Today, we introduce Gemini 3.1 Flash Live, our highest-quality audio and voice model to date. It offers the speed and natural rhythm required for the next generation of voice-first AI, providing a more intuitive experience for developers, enterprises, and everyday users.
Key Features
- Enhanced Real-Time Dialogue Capabilities: Gemini 3.1 Flash Live significantly improves response time and natural conversational flow, accessible to developers via the Gemini Live API in Google AI Studio and to enterprises in Gemini Enterprise.
- Reliable Execution of Complex Tasks: Leading with a score of 90.8% on the ComplexFuncBench Audio benchmark, 3.1 Flash Live excels in the Scale AI's Audio MultiChallenge with a score of 36.1%.
- Improved Tonal Understanding: The model better recognizes acoustic nuances such as pitch and pace, dynamically adjusting responses to user expressions of frustration or confusion.

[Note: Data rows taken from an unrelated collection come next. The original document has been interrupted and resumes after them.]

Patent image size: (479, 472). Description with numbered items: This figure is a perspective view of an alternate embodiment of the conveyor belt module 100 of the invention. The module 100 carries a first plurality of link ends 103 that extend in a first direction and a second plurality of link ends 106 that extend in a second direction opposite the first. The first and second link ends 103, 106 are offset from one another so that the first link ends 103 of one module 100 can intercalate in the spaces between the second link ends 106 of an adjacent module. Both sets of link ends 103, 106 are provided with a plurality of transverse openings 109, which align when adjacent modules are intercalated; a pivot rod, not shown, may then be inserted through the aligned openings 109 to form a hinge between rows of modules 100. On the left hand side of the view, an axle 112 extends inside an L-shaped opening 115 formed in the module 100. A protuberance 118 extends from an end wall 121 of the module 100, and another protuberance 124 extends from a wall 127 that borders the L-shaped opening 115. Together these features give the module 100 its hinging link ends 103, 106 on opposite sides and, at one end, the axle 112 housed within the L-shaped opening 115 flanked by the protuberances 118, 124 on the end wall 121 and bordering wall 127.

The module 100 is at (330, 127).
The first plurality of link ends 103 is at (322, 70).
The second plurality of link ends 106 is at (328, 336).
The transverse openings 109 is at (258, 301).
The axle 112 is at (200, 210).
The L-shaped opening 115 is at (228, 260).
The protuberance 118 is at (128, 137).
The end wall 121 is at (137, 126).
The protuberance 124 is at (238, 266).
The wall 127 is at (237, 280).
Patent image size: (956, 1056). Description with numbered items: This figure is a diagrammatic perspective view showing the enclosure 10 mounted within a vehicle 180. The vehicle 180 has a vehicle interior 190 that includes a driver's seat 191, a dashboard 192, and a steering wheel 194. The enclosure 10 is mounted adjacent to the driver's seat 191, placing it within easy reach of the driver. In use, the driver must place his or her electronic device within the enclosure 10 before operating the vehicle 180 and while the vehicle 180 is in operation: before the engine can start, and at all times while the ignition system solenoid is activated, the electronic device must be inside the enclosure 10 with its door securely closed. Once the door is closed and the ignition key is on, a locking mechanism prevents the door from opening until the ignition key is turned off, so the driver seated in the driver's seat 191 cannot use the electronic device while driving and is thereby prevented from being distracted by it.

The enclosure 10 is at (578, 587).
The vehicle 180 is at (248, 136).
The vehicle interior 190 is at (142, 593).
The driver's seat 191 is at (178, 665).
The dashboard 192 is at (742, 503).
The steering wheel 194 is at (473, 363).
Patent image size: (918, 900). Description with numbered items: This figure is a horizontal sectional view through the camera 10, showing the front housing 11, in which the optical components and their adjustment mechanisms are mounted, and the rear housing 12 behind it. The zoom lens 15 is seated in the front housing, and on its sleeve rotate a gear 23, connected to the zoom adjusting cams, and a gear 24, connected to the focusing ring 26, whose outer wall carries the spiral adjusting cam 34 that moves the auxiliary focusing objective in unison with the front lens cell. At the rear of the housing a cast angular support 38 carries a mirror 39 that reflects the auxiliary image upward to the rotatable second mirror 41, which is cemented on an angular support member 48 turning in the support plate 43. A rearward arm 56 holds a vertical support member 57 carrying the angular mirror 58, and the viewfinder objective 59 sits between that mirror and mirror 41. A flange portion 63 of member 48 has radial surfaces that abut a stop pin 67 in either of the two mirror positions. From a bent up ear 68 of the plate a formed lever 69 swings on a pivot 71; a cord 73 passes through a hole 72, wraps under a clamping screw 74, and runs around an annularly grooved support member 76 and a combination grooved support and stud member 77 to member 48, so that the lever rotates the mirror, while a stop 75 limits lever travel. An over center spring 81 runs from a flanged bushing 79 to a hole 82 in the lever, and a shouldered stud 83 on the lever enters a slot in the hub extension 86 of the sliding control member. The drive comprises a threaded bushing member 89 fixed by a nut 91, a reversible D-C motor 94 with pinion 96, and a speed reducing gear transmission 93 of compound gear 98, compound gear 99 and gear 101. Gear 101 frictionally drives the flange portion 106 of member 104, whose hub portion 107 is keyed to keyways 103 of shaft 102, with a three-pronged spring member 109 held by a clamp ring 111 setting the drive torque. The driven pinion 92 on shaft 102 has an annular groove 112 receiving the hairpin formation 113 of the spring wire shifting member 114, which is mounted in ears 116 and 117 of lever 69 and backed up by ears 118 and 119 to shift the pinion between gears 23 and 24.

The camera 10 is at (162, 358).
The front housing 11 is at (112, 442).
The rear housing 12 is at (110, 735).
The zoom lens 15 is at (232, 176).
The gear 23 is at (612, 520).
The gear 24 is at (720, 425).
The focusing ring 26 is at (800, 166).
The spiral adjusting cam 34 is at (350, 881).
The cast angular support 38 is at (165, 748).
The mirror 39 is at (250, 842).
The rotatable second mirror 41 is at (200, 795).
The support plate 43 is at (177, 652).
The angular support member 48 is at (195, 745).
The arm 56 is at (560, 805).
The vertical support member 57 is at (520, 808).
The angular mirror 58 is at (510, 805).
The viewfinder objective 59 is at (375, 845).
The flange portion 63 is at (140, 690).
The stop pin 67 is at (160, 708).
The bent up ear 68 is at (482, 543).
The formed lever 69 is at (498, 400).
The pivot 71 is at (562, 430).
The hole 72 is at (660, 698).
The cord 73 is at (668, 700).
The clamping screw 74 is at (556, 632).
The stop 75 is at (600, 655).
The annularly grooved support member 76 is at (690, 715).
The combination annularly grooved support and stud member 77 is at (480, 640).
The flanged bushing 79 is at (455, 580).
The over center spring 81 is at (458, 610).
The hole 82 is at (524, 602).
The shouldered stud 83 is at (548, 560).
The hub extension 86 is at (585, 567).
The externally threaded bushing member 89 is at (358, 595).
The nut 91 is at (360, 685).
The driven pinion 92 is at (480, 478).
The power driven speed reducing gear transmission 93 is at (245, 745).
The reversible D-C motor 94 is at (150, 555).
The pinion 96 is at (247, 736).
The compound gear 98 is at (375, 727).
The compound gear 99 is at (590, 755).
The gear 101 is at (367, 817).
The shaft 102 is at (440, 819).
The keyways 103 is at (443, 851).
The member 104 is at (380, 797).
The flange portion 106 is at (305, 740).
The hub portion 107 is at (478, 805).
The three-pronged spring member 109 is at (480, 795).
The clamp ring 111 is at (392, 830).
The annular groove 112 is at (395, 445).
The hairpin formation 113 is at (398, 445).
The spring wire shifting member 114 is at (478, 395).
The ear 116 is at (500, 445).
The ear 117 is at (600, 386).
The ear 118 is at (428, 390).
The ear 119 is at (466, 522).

- Multilingual Support: Gemini Live and Search Live now support real-time multimodal conversations in over 200 countries and territories, allowing users to communicate in their preferred language.
- Watermark Technology: All audio generated by 3.1 Flash Live includes an imperceptible SynthID watermark, aiding in the detection of AI-generated content to prevent misinformation.
The launch of Gemini 3.1 Flash Live marks a new advancement in the naturalness and reliability of audio AI, and we look forward to seeing how developers and users will interact and create with it.
Blogger's Review: The release of Gemini 3.1 Flash Live not only enhances the naturalness and responsiveness of audio AI but also provides developers with robust tools for building complex voice agents. This advancement also positively contributes to multilingual support and information security, making it a noteworthy development in the industry.